J'ajoute que notre époque ne fait pas la différence entre hiver et été, la vie continue également ; autrefois on adaptait son activité aux saisons : en hiver au coin du feu on faisait des travaux différents (réparations par exemple).
Comme toi, j'aime beaucoup les heures du soir juste après la tombée de la nuit, je me sens calme, j'ai l'impression que ces heures m'appartiennet à moi seule.

Adam said...

Bonjour Cergie - si tu cliques sur le lien (sinon, ici) tu veras la Belgique sur un plan, et effectivement c'est du grand feu!

Nathalie H.D. said...

I loved the video!!! I thought they were going to smash all lights with their golf clubs but not at all. How brilliant!

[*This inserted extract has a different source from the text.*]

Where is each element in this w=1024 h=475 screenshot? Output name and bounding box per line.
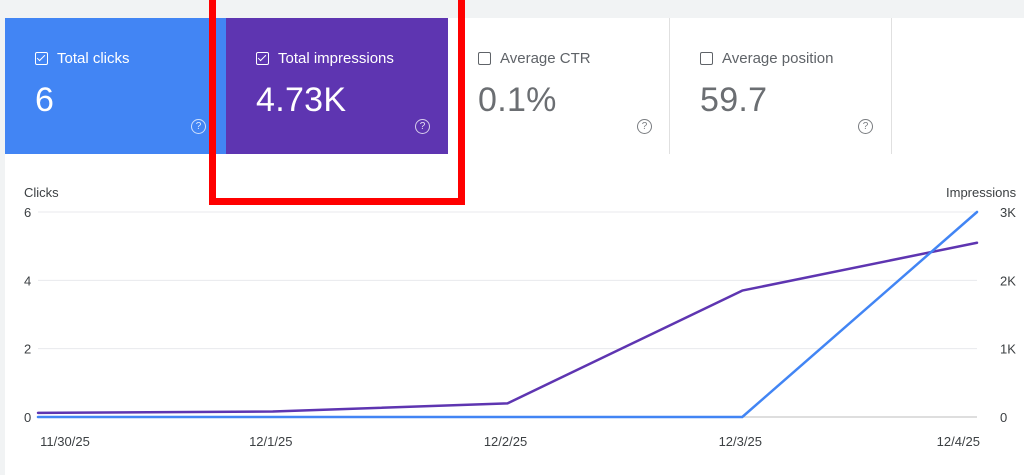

I used to live near Versailles as a kid but when I moved to Neuilly with my parents when I was 18 it took me a long while to adjust to the colour of the night there: the night sky wasn't black, it was a (not so dim) orange!!! On the first few nights I slept there, there were still no curtains at my window and I kept waking up in the middle of the night thinking it was dawn coming. Amazing.

Nathalie H.D. said...

I don't know about the green hour either. The closest thing I can think of is "le rayon vert" which is the last ray cast by the setting sun.

PeterParis said...

It's nice to go to the countryside now and then and to se the stars!

Incredible the energy consumption in Belgium! It's of course densely inhabited, but... I doubt that the motorway lights can make the difference!